The New York Post reports that Trump was the last leader to enter the morning session on the economy, the summit's closing act, while the other heads of state sat there doing whatever world leaders do when one of them is late. Stare at the table. Check their phones. Quietly wonder what they did to deserve this.

What was Trump doing during that time? Posting on Truth Social. Multiple posts, according to the Post, went up Wednesday morning during the window when the session was supposed to have already started. The content of those posts has not been specified in the available reporting, but the sequence of events tells its own story: G7 economy session scheduled, Trump on social media, G7 economy session begins late.

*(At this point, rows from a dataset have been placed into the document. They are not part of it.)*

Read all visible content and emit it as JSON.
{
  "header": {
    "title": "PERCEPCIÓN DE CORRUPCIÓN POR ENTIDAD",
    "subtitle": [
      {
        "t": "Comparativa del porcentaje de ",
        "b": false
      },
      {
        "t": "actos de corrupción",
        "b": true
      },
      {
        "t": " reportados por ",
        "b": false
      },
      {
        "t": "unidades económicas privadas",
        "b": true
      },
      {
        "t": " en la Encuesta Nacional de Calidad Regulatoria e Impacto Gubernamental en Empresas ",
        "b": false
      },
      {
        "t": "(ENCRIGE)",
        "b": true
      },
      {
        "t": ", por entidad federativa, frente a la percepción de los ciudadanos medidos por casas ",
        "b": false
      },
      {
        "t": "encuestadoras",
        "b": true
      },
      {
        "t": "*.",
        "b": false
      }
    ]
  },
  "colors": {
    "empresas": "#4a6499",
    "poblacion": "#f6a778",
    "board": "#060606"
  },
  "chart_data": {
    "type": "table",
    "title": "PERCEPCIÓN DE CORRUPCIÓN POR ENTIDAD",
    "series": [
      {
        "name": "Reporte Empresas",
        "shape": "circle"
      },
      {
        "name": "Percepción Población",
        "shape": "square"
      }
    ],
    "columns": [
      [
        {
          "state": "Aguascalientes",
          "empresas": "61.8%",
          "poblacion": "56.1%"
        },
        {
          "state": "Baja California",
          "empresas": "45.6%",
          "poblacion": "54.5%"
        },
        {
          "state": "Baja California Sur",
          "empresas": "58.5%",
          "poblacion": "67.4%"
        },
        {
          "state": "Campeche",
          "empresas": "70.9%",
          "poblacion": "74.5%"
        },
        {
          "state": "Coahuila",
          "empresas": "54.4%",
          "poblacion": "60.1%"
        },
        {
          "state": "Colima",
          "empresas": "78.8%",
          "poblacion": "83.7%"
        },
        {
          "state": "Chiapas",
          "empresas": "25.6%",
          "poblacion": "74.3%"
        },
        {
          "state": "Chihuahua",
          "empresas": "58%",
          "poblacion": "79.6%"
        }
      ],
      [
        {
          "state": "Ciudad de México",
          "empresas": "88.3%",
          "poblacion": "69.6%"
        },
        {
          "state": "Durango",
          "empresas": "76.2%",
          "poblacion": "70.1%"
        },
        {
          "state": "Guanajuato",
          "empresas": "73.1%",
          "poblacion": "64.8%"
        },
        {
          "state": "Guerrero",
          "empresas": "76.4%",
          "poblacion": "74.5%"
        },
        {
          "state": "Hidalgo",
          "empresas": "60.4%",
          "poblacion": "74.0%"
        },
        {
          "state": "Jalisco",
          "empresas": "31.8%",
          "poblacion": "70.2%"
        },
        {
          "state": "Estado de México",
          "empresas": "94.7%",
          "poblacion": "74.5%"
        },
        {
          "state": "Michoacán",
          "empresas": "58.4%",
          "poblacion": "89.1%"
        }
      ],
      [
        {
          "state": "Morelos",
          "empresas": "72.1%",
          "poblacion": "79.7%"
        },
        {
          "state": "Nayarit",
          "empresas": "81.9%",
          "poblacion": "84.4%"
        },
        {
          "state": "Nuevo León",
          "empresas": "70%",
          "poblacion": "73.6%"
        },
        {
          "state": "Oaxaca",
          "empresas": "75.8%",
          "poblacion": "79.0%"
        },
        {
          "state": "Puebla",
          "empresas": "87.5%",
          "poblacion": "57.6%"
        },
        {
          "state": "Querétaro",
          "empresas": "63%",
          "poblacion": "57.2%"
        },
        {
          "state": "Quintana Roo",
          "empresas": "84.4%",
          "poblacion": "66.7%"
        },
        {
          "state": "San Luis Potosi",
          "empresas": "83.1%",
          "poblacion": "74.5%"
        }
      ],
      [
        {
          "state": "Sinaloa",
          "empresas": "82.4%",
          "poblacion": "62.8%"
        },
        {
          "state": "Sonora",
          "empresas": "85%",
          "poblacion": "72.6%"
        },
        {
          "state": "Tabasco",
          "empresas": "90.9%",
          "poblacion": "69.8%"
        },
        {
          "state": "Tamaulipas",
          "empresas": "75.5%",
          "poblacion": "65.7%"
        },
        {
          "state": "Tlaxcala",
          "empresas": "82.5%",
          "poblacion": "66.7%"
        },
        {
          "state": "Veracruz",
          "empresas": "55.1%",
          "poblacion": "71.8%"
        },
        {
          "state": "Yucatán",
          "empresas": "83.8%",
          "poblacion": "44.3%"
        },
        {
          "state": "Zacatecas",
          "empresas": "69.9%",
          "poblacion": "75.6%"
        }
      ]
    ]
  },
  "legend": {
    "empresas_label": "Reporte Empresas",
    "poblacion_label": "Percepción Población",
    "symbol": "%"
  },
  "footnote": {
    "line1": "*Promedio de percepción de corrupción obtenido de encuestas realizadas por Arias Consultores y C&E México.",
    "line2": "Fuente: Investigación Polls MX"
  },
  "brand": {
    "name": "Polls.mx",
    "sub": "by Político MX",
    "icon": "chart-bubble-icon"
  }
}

The Seat Incident Is Going to Live Rent-Free in History Books

When Trump did finally walk in, Treasury Secretary Scott Bessent was seated at the American place at the table. A reasonable person might take the seat next to their cabinet official. A reasonable person might quietly ask Bessent to scoot over. Trump, according to the New York Post, walked up, declared "I'm the boss," and replaced Bessent in the seat.

Let's just sit with that for a second. The Treasury Secretary of the United States, the man managing the American economy and representing U.S. interests at one of the most consequential financial forums on earth, got bumped from his chair like a little kid who sat in dad's recliner. In front of every major leader in the G7. The phrase chosen for this maneuver was "I'm the boss." This is not a parody. This happened.

He Also Tried to Invite the Press Corps to Witness the Summit

It didn't stop there. French President Emmanuel Macron attempted to open the meeting, at which point Trump interrupted him to suggest the assembled press corps should just... stay for the whole thing. "Would you like to stay for the meeting? It's ok with me," he told the journalists present, as reported by the New York Post.

French officials, apparently deciding they had not flown to this summit to watch an improv show, promptly escorted the press out. As the reporters filed out of the room, Trump could be heard offering one final assessment of the situation. "It's too hot in here," he said. Whether this was a comment on the room temperature or some kind of diplomatic signal remains unclear. Almost certainly it was about the room temperature.

What This Looks Like From the Outside

The G7 is not a casual meeting. It's the United States, Canada, France, Germany, Italy, Japan, and the United Kingdom sitting down to coordinate on the global economy, security, and any number of things that affect hundreds of millions of people. The final day's morning session on the economy is, by design, one of the more substantive moments of the whole summit.

And the American president arrived late, having been on social media. He removed his own Treasury Secretary from the American seat with a joke about being the boss. He tried to blow up the meeting's closed format before it started. Then he complained about the temperature. The other leaders of the free world just had to absorb all of that and keep going, because what's the alternative.

The Dingo Take

Here is the thing about the "I'm the boss" moment that deserves some real attention. Trump didn't say it to an adversary. He didn't say it to a critic or a rival. He said it to Scott Bessent, his own Treasury Secretary, a loyalist he appointed, while humiliating him in front of every G7 leader on earth. That's not dominance. That's just cruelty dressed up as a punchline, deployed at the single worst possible moment for American credibility.

The Truth Social posting during the session's scheduled start time is almost worse, in a quieter way. The other six heads of state showed up. They sat down. They waited. The American president was on his phone, broadcasting to his domestic audience, because that's where his actual attention lives. The G7 is a backdrop. The performance for the base is the point.

What makes this genuinely maddening, beyond the obvious embarrassment, is that there are real things on the table at these summits. Trade. Sanctions. Debt. Climate. Security frameworks. The gap between the gravity of those issues and the spectacle of a president showing up late to complain about the thermostat is so enormous it starts to look like a bit. It's not a bit. This is just what governing looks like now.